Now let’s work on the priors:

#I'm setting Kmax to half the number of branches in the phylogeny (length(vipers.tree$edge.length) / 2), and dalpha to 0.2 * Kmax. I'm also using the empirical body size values to generate a prior for theta.

priorOU <- make.prior(vipers.tree, dists=list(dalpha="dhalfcauchy", dsig2="dhalfcauchy", dk="cdpois", dtheta="dnorm"), param=list(dalpha=list(scale=0.1), dsig2=list(scale=0.1), dk=list(lambda = 49, kmax=247), dsb=list(bmax=1, prob=1), dtheta=list(mean=mean(bs.vipers), sd=1.5*sd(bs.vipers))))
dev.off()

Remember, we need to initialize the MCMC with starting values, so let’s go ahead and do that:

set.seed(123)

startpars <- priorSim(priorOU, vipers.tree, plot=TRUE, cex = 0.1)$pars[[1]]
priorOU(startpars)

We are now ready to run bayou:

#mcmcOU_vipers <- bayou.makeMCMC(vipers.tree, bs.vipers, prior=priorOU, startpar=startpars, file.dir = "mcmcOU_vipers", plot.freq=NULL) #Set up the MCMC

#mcmcOU_vipers$run(30000) #This takes around 2 minutes to run. In practice, you'd want to run this for much longer to ensure proper convergence.
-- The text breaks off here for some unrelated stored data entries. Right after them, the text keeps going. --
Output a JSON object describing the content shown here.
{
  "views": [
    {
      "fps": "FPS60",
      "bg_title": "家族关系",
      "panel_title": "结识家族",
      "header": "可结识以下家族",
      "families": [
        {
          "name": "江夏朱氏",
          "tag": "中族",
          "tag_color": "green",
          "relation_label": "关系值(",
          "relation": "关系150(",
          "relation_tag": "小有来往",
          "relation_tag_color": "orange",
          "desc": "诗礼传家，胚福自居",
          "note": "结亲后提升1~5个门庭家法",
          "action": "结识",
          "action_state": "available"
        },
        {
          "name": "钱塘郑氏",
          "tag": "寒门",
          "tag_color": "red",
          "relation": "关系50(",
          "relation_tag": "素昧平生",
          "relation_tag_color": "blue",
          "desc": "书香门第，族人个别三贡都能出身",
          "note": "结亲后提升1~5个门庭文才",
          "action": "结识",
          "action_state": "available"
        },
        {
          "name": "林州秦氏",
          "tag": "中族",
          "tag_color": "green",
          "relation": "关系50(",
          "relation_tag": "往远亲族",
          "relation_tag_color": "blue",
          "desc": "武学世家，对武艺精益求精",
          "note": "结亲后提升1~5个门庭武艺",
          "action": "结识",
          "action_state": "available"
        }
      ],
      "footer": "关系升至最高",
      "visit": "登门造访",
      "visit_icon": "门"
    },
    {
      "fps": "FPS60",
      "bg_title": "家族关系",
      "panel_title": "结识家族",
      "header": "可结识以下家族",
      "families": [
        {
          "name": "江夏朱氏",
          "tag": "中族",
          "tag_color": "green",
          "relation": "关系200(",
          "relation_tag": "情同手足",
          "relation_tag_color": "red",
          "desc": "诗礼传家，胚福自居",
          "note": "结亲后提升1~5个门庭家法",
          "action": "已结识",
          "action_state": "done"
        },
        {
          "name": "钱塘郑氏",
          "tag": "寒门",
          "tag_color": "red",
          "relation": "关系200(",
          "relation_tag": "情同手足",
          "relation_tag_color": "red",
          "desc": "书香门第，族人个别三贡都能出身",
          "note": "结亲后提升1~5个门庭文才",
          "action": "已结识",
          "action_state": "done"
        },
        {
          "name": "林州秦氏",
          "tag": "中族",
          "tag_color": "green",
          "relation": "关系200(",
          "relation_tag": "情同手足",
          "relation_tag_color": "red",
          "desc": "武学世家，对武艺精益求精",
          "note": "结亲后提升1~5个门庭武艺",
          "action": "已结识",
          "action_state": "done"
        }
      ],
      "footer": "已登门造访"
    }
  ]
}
Now let’s remove the first 30% of the MCMC as burn-in and take a look at the results. Let’s first see if the parameters converged (spoiler: they didn’t):

load("mcmcOU_vipers_saved.RData")
chain.bs.vipers <- set.burnin(mcmcOU_vipers$load(), 0.3)

summary(chain.bs.vipers)
plot(chain.bs.vipers, auto.layout=FALSE)
#Yikes...check out those effective sample sizes and trace plots. Definitely not nearly enough sampling to trust the estimates yet.

Now we’ll visualize the shifts that appear in at least 30% of the posterior samples. These are shown as different colors with larger circles. Try increasing the pp.cutoff, say to 0.9, to see how the visualization changes.

plotSimmap.mcmc(chain.bs.vipers, burnin = 0.3, pp.cutoff = 0.3, cex = 0.1)
plotBranchHeatMap(vipers.tree, chain.bs.vipers, "theta", burnin = 0.3, cex = 0.1, pal = cm.colors)
phenogram.density(vipers.tree, bs.vipers, burnin = 0.3, chain.bs.vipers, pp.cutoff = 0.3) 

Obs. Look at those big guys, those are the bushmasters! The longest vipers out there (though not necessarily the heaviest).